Curtius se sirvió de Jaspers, pero no se convirtió en una marioneta de los jasperianos de la misma manera en que Auerbach hizo de Mimesis una liberación personal, casi poética. Barthes, ya se sabe, huyó del Frankenstein que inventó. Debe decirse, a su vez, que los críticos literarios educados en la escuela libre de la lectura y de la escritura de poesía o narrativa llegaron a conclusiones luminosas similares a las de los catedráticos, por otro camino, no sé si más corto o más largo.
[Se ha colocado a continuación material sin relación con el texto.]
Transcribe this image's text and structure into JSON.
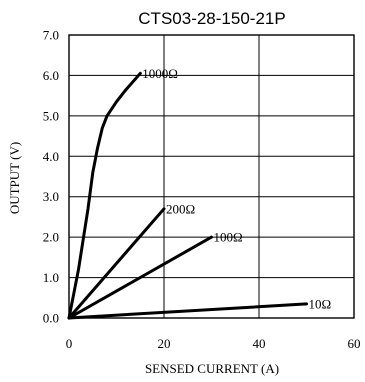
{
  "chart_data": {
    "type": "line",
    "title": "CTS03-28-150-21P",
    "xlabel": "SENSED CURRENT (A)",
    "ylabel": "OUTPUT (V)",
    "xlim": [
      0,
      60
    ],
    "ylim": [
      0,
      7
    ],
    "x_ticks": [
      "0",
      "20",
      "40",
      "60"
    ],
    "y_ticks": [
      "0.0",
      "1.0",
      "2.0",
      "3.0",
      "4.0",
      "5.0",
      "6.0",
      "7.0"
    ],
    "grid": true,
    "line_color": "#000000",
    "series": [
      {
        "name": "1000Ω",
        "x": [
          0,
          2,
          4,
          5,
          6,
          7,
          8,
          10,
          12,
          15
        ],
        "y": [
          0,
          1.2,
          2.7,
          3.6,
          4.2,
          4.7,
          5.0,
          5.35,
          5.65,
          6.05
        ]
      },
      {
        "name": "200Ω",
        "x": [
          0,
          20
        ],
        "y": [
          0,
          2.7
        ]
      },
      {
        "name": "100Ω",
        "x": [
          0,
          30
        ],
        "y": [
          0,
          2.0
        ]
      },
      {
        "name": "10Ω",
        "x": [
          0,
          50
        ],
        "y": [
          0,
          0.35
        ]
      }
    ]
  }
}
La crítica literaria en internet se ha trivializado
Era previsible que esta enumeración terminara en el parto de los montes. Irónicamente, Téllez contesta que desde 1580 todo se ha trivializado poniéndose del lado de quienes, como yo, tomamos con cautela toda pretensión monopólica de hacer de nuestra época la dueña de todas las desgracias. Cada medio e invento, desde la imprenta, supone una amenaza para la seriedad del mundo: máquina de vapor, ferrocarril, telégrafo, gramófono, luz eléctrica, fotografía, cine y televisión, fibra óptica, computadora personal, teléfono inteligente y lo que se acumule esta semana. Estamos ante una época de cambios rapidísimos donde aguzar la vista para percibir lo nuevo en lo viejo y lo viejo en lo nuevo debería ser la tarea de quienes tienen esa facultad, verdaderamente visionaria, de la que la mayoría carecemos. El internet, del que yo me sirvo como si fuera brasileño, es muy trivial, pero creer que las cosas están en los medios que las difunden es un poco animista. Como dijo el sabio Savater, ser internauta es tan intrascendente como ser telefonista (es decir, usuario del teléfono). Sí, en internet hay blogs donde podemos encontrar chismes literarios de consumo vivificante, como los había en las interminables conversaciones telefónicas, frecuentemente bañadas por el trago, de mi juventud. Sí, internet permite acceder a libros y bibliotecas donde hay crítica literaria de la mejor y de la peor. Pero creer que hay crítica literaria en internet, porque supongo que allí predominan los opinadores sobre libros, es terminar muy mal una deontología. La mayoría de las opiniones en internet son pobres y aviesas (sean sobre futbol o sobre política) porque son instantáneas y rara vez son otra cosa que exabruptos. Dicen que en Twitter es distinto y allí menudea el aforismo y la brevedad poética. Prometo buscarlos algún día. Defendamos la lentitud de la lectura; un crítico literario debe retardar su dictamen, añejarlo lo más que pueda, hasta el punto que se lo permita su necesidad de vivir de lo que escribe u opina. En efecto, siempre quedan los libros.